この連休中でもっとも胸のすいたできごとと言えば、「超弦理論の台頭により、数十年を停滞する物理学」の実態について知ったことでしょう。アホの文系アタマにできる最大限の要約をすれば、原子以下のあまりに微細な事象を取り扱うために実地の検証がほぼ不可能であり、理論だけが先鋭化していって、現実に有効な予言が生まれないという批判です。予測されていた超対称性が粒子加速器の実験では確認できなかったのを、「単に精度の問題であり、ないはあるを否定しない」みたいな理屈でダチョウが砂地に首を埋めるようにふるまっているのが現状だとかなんだとか。高度に発達したケトゥ族の知的遊戯が、やがて数式による創世神話と化していき、いまや論理の正しさではなく多数決と政治力が研究予算に直結する世界になっていると聞きおよび、思わず頬がほころんでしまいました。なあんだ、やっぱり理系クンたちもそうなんじゃん。
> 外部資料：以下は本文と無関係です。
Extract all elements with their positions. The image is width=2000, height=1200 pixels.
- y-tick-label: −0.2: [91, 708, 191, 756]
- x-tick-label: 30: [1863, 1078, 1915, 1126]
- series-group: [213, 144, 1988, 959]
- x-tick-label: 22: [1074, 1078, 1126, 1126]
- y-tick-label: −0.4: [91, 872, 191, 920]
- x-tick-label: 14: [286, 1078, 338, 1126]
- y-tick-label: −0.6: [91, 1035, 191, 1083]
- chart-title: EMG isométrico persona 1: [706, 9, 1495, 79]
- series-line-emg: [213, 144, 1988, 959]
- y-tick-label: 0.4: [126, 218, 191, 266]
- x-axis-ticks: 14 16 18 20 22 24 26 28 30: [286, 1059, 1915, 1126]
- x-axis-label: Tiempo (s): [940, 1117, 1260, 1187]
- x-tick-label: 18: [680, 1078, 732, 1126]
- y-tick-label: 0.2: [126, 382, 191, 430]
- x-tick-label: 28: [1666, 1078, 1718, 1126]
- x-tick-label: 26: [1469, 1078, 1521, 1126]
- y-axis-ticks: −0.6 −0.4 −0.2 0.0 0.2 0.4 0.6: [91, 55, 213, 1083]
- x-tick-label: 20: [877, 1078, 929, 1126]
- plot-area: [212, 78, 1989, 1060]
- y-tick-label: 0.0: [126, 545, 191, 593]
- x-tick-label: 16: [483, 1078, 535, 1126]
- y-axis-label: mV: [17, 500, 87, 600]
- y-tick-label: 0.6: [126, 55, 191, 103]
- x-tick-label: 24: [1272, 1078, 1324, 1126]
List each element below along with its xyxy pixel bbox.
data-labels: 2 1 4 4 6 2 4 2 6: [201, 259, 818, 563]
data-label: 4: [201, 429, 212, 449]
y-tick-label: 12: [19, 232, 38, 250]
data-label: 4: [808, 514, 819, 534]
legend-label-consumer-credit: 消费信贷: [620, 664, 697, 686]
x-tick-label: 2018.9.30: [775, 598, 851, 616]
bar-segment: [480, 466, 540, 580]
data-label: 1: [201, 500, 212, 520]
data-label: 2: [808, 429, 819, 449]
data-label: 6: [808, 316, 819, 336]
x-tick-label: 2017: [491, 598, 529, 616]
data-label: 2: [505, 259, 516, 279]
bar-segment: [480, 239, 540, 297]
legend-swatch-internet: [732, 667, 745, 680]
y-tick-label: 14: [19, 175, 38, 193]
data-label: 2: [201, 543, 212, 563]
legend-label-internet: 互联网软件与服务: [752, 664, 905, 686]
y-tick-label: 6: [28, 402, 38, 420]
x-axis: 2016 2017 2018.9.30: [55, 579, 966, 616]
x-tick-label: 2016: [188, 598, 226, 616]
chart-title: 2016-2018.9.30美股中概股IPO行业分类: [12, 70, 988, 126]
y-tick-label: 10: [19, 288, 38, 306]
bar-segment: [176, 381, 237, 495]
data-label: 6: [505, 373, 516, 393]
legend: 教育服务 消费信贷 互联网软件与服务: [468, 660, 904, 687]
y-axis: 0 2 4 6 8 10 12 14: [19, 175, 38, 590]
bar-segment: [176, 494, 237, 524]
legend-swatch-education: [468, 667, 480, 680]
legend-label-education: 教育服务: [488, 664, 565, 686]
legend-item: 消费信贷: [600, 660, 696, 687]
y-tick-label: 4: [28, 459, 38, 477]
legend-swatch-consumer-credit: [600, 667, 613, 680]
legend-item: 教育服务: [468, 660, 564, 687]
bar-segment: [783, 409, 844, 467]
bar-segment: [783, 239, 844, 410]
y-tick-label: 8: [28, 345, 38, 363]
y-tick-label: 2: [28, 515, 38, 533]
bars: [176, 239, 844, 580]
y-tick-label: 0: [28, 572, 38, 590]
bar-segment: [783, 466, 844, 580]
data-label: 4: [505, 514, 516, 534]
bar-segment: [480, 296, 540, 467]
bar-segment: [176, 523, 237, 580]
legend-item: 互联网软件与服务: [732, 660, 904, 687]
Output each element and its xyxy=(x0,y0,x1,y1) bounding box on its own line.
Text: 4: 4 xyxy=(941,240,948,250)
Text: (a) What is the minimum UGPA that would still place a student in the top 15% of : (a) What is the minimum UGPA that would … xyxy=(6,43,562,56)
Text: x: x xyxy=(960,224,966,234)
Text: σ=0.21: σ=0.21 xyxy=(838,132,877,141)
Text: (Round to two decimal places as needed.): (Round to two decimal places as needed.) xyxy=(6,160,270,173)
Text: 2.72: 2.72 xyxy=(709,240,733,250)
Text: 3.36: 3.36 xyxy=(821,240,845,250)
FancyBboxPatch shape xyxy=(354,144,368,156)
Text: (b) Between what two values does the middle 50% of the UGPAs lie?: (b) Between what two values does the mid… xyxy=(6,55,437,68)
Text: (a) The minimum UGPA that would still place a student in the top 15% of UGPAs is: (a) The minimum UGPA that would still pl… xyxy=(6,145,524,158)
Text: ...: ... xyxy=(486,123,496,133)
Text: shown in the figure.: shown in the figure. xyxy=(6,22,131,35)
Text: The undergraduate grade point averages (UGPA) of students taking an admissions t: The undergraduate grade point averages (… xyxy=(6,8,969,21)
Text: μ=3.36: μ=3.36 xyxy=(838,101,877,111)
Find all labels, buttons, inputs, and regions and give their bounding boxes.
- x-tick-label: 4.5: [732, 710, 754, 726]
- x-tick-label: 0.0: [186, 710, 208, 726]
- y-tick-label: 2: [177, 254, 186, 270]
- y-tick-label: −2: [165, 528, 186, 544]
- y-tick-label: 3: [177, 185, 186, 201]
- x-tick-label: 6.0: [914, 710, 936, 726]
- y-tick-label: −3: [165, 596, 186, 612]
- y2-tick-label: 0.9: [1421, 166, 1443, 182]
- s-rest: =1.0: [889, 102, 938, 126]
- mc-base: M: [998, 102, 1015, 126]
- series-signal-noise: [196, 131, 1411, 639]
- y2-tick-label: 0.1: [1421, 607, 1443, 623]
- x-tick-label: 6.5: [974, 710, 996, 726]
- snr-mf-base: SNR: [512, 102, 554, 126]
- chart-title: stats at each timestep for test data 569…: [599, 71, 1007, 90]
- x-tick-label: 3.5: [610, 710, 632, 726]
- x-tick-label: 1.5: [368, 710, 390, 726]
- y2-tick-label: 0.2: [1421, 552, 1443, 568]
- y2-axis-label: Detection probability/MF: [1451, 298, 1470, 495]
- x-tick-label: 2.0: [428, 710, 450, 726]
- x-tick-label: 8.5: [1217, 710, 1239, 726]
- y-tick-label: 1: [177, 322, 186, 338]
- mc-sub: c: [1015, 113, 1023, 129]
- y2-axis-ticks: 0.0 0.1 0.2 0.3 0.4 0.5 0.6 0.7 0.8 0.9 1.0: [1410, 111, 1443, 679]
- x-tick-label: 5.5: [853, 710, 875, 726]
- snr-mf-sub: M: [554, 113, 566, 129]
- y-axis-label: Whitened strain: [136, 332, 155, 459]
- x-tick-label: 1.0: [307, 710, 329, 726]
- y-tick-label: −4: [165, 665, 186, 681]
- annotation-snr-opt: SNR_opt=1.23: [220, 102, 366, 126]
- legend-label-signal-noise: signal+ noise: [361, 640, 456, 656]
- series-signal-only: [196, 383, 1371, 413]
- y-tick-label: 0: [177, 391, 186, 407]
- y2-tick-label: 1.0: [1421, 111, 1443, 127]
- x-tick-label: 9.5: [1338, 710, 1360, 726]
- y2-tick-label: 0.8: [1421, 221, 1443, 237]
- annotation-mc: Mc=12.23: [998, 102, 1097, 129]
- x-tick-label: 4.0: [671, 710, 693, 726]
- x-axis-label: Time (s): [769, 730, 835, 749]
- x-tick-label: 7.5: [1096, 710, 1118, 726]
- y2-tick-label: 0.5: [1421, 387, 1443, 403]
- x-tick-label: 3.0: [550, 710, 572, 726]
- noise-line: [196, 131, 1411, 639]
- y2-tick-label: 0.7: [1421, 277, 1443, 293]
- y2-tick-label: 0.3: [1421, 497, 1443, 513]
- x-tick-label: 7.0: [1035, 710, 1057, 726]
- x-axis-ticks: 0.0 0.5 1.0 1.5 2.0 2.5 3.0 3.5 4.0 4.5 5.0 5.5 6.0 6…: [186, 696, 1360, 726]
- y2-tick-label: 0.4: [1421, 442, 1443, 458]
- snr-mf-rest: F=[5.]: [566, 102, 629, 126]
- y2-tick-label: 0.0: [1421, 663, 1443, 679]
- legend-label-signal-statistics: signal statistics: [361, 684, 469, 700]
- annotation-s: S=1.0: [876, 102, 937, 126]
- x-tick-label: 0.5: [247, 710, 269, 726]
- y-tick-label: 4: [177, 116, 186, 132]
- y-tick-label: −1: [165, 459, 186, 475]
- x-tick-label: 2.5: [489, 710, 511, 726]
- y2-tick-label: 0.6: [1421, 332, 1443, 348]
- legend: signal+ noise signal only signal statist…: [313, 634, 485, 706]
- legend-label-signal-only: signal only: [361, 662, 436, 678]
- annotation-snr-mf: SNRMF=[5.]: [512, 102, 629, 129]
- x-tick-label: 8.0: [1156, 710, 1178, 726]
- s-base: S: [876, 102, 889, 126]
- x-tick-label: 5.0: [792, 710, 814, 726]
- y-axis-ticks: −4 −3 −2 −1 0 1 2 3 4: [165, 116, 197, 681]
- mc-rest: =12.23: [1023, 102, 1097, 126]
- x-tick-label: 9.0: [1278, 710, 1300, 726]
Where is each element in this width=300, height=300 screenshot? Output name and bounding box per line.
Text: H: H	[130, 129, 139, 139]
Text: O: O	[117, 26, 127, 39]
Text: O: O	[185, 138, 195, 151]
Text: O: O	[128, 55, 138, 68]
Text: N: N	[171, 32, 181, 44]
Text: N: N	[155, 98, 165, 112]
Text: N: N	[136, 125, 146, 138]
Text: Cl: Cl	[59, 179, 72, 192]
本邦における超弦理論の研究者が、「理論をゼロから構築するのではなく、すでに存在する真理を発掘しているような手触り」と語っているのをどこかで読んだことがあり、用意された解答を探る快感に陶然となっているのが伝わってきて、まさに受験勉強を最大に延伸した究極の果てという印象を受けました。先日、国営放送で流された宇宙際タイヒミュラー理論をめぐる騒動のドキュメンタリーも、正味の中身(踏韻)は「文系しぐさ」そのもので、「千人がひとつの物語を読むとき、そこには千通りの解釈がある。しかし、千人がひとつの公式を見るとき、そこにはひとつの意味しかない」との豪語は、いったい何だったのかという気にさせられます。同理論が高度な数学を用いながら、文学的世界解釈のファンタジーに過ぎないとするなら、日々をクソ文系仕事に従事する小人の溜飲も大いに下がろうというものです。
あと、連休中に快慶の仏像を見る機会があったんですけど、この仏師、グラップラー刃牙の強い影響下にありますねー(たぶん、逆)。